The term “tree”, is used for this structure because its graphical representation resembles a tree, although the root of the tree is the top node and the bottom nodes are the “leaves” of the tree. In MonkeyLearn we use trees to represent the categories that are used to tag text information.
So the first step in building a text classifier consists in designing a category tree that organizes the tags that we want to assign to data.
If you want to assigne the sentiment of an opinion in text, you probably have categories like: Negative, Neutral and Positive:
If you want to assign the topic of a news article, you could have categories like: Sports, Politics, Science, etc.
You can define a hierarchical tree when you want to have subcategories. For example, let’s say that we want to be more specific and assign subcategories within Politics, Science and Sports like the following hierarchy:
You can be as specific as you want and add more subcategories as needed.
Tips to design a good Category Tree
- Try to organize categories according to their semantic relations. For example: Cell Phones and Laptops should be children of Electronics because they are a specific types of electronic devices.
- Try to declare sibling categories that are disjoint.
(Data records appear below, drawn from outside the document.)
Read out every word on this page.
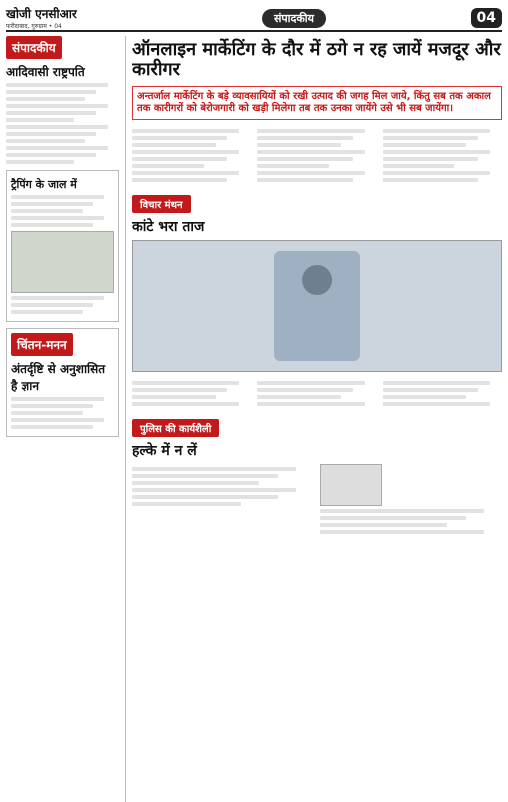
खोजी एनसीआर
फरीदाबाद, गुरुग्राम • 04
संपादकीय	04
संपादकीय
आदिवासी राष्ट्रपति
ट्रैपिंग के जाल में
चिंतन-मनन
अंतर्दृष्टि से अनुशासित है ज्ञान
ऑनलाइन मार्केटिंग के दौर में ठगे न रह जायें मजदूर और कारीगर
अन्तर्जाल मार्केटिंग के बड़े व्यावसायियों को रखी उत्पाद की जगह मिल जाये, किंतु सब तक अकाल तक कारीगरों को बेरोजगारी को खड़ी मिलेगा तब तक उनका जायेंगे उसे भी सब जायेंगा।
विचार मंथन
कांटे भरा ताज
पुलिस की कार्यशैली
हल्के में न लें
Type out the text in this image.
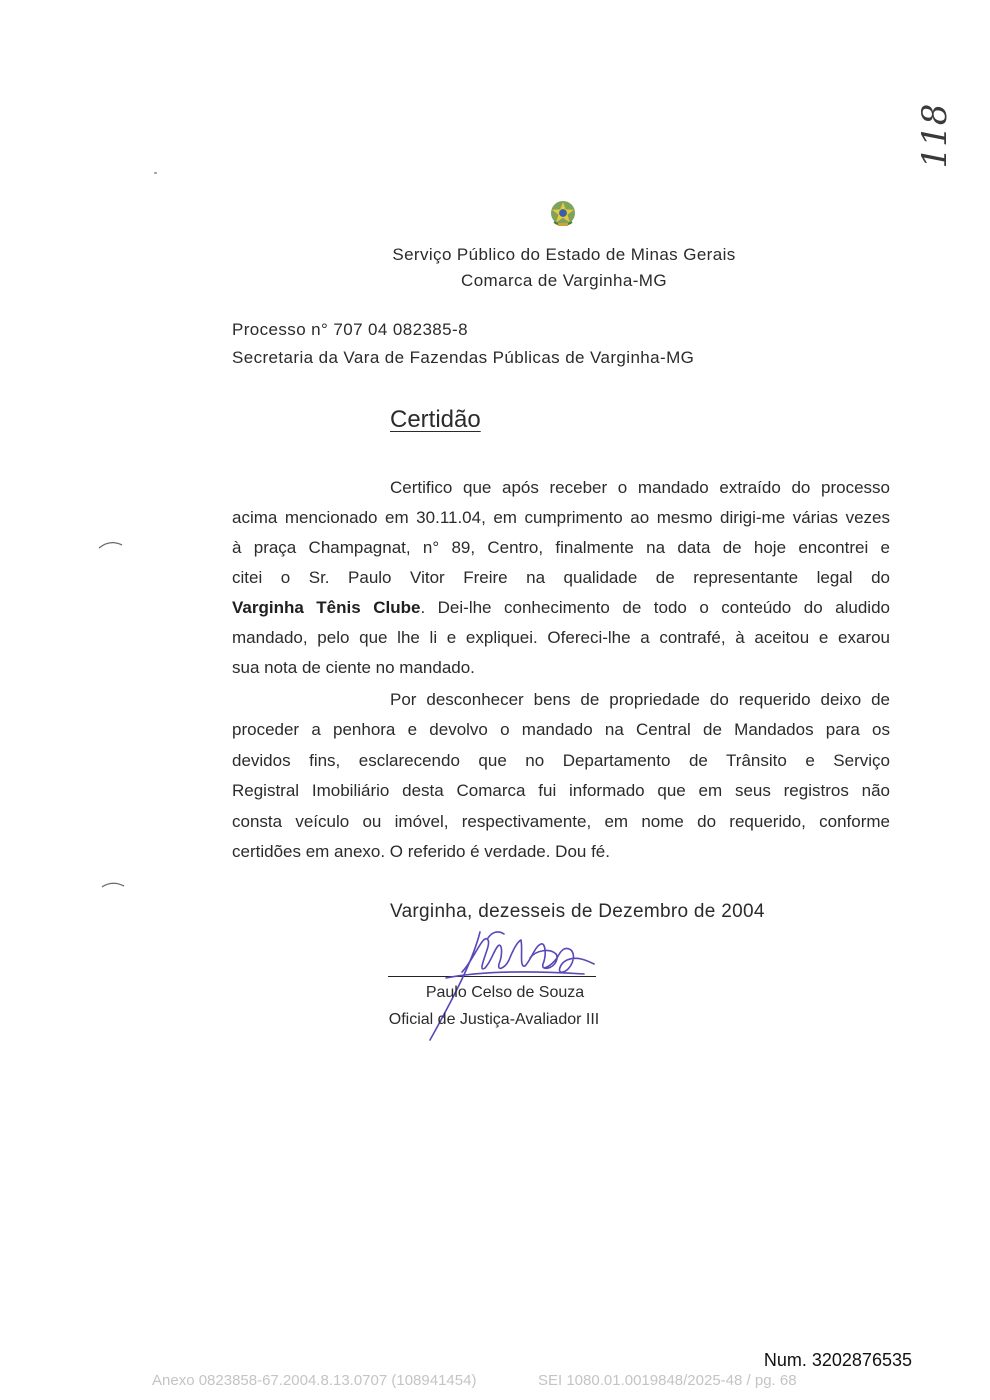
118
Serviço Público do Estado de Minas Gerais
Comarca de Varginha-MG
Processo n° 707 04 082385-8
Secretaria da Vara de Fazendas Públicas de Varginha-MG
Certidão
Certifico que após receber o mandado extraído do processo
acima mencionado em 30.11.04, em cumprimento ao mesmo dirigi-me várias vezes
à praça Champagnat, n° 89, Centro, finalmente na data de hoje encontrei e
citei o Sr. Paulo Vitor Freire na qualidade de representante legal do
Varginha Tênis Clube. Dei-lhe conhecimento de todo o conteúdo do aludido
mandado, pelo que lhe li e expliquei. Ofereci-lhe a contrafé, à aceitou e exarou
sua nota de ciente no mandado.
Por desconhecer bens de propriedade do requerido deixo de
proceder a penhora e devolvo o mandado na Central de Mandados para os
devidos fins, esclarecendo que no Departamento de Trânsito e Serviço
Registral Imobiliário desta Comarca fui informado que em seus registros não
consta veículo ou imóvel, respectivamente, em nome do requerido, conforme
certidões em anexo. O referido é verdade. Dou fé.
Varginha, dezesseis de Dezembro de 2004
Paulo Celso de Souza
Oficial de Justiça-Avaliador III
Num. 3202876535
Anexo 0823858-67.2004.8.13.0707 (108941454)	SEI 1080.01.0019848/2025-48 / pg. 68
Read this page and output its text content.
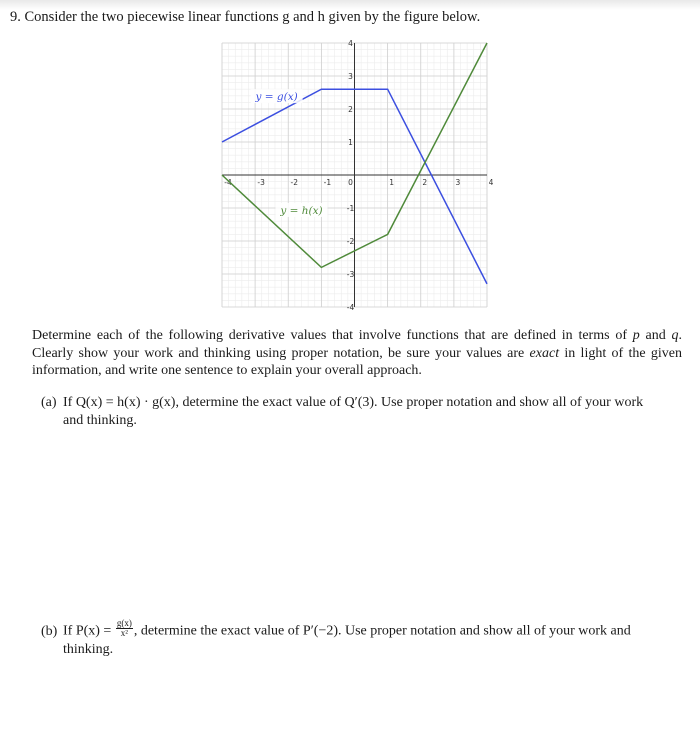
9. Consider the two piecewise linear functions g and h given by the figure below.
-4	-3	-2	-1 0	1	2	3	4
4
3
2
1
-1
-2
-3
-4
y = g(x)
y = h(x)
Determine each of the following derivative values that involve functions that are defined in terms of p and q. Clearly show your work and thinking using proper notation, be sure your values are exact in light of the given information, and write one sentence to explain your overall approach.
(a) If Q(x) = h(x) · g(x), determine the exact value of Q′(3). Use proper notation and show all of your work
and thinking.
(b) If $P(x) = \frac{g(x)}{\text{x²}}$ , determine the exact value of P′(−2). Use proper notation and show all of your work and
thinking.
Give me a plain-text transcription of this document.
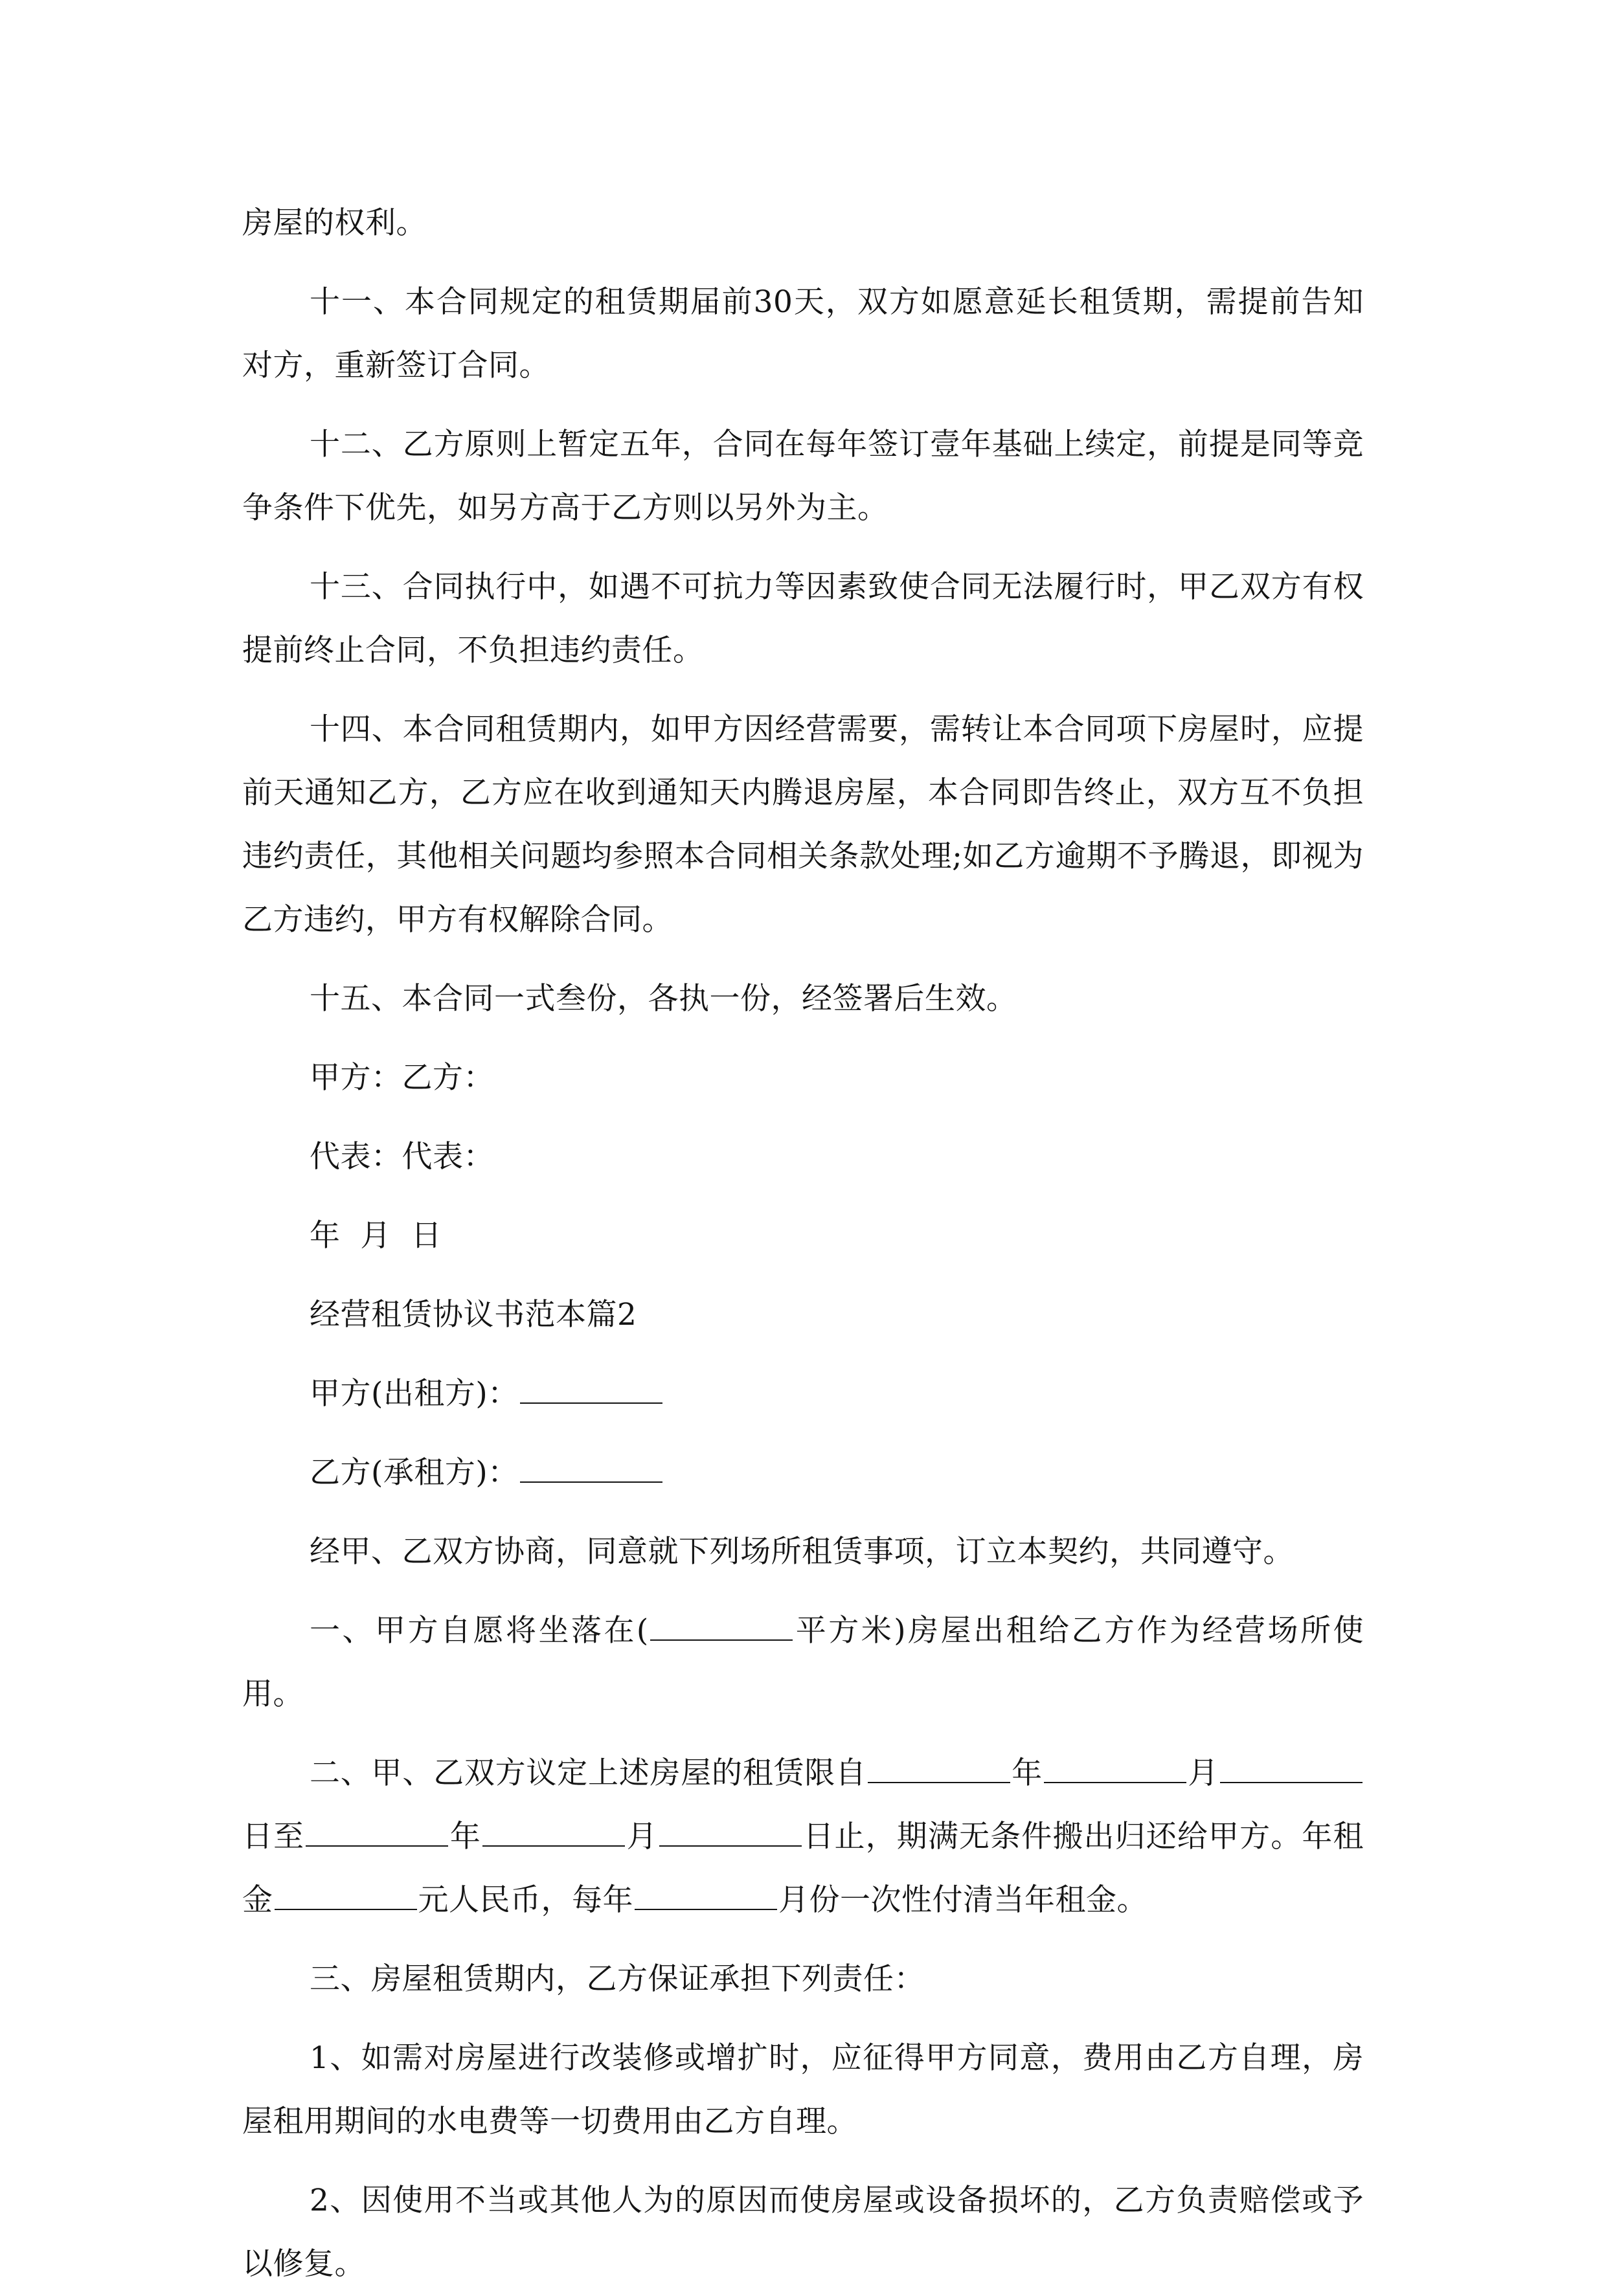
房屋的权利。

十一、本合同规定的租赁期届前30天，双方如愿意延长租赁期，需提前告知对方，重新签订合同。

十二、乙方原则上暂定五年，合同在每年签订壹年基础上续定，前提是同等竞争条件下优先，如另方高于乙方则以另外为主。

十三、合同执行中，如遇不可抗力等因素致使合同无法履行时，甲乙双方有权提前终止合同，不负担违约责任。

十四、本合同租赁期内，如甲方因经营需要，需转让本合同项下房屋时，应提前天通知乙方，乙方应在收到通知天内腾退房屋，本合同即告终止，双方互不负担违约责任，其他相关问题均参照本合同相关条款处理;如乙方逾期不予腾退，即视为乙方违约，甲方有权解除合同。

十五、本合同一式叁份，各执一份，经签署后生效。

甲方：乙方：

代表：代表：

年  月  日

经营租赁协议书范本篇2

甲方(出租方)：

乙方(承租方)：

经甲、乙双方协商，同意就下列场所租赁事项，订立本契约，共同遵守。

一、甲方自愿将坐落在(	平方米)房屋出租给乙方作为经营场所使用。

二、甲、乙双方议定上述房屋的租赁限自	年	月日至	年	月	日止，期满无条件搬出归还给甲方。年租金	元人民币，每年	月份一次性付清当年租金。

三、房屋租赁期内，乙方保证承担下列责任：

1、如需对房屋进行改装修或增扩时，应征得甲方同意，费用由乙方自理，房屋租用期间的水电费等一切费用由乙方自理。

2、因使用不当或其他人为的原因而使房屋或设备损坏的，乙方负责赔偿或予以修复。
That is, avoid defining categories that are ambiguous or have overlapping, there should be no doubt in which category a text should be placed.
- Make sure you have a label for each type of text you want to classify. When you have a text input, you should always have a corresponding category where the text should be assigned.
To create a category tree you basically have two options.
Create a category tree through the GUI
You can design and create your own category tree directly through MonkeyLearn GUI. When you just created a classification module, the category only has one category node, called Root. This node is the basis of every category tree and can not be deleted. To start creating your own category you can click the contextual menu in the root category:
Create a category tree by uploading a CSV/Excel file
You can also upload samples and the tree structure with a CSV or Excel file. The file must have the following format:
|text sample 1||category sample 1|
|text sample 2||category sample 2|
|text sample N||category sample N|
Each row will be a sample, being the first column the sample’s text content and the second column the sample’s category label. Uploading samples with a CSV/Excel file into MonkeyLearn is as easy as following a simple wizard. You can read more about it in the CSV/Excel file documentation.
Modifying your category tree
If you want to improve your category tree, you can use the contextual menus in every node:
Add child as we have used before, allows to create a new child node in the selected node.
Rename allows to change the name of a node.
Change parent allows to move a node to another parent. A dialog will popup in order to select the new parent where the category will be moved.
Delete all samples deletes all the samples corresponding to the selected node.
- Delete category allows to remove a category from the tree. A dialog will popup to confirm the operation and to select what to do with the corresponding samples, three options are possible:
- Delete all the corresponding samples.
- Move the corresponding samples to the parent category.
- Select a new category where the corresponding samples will be transferred.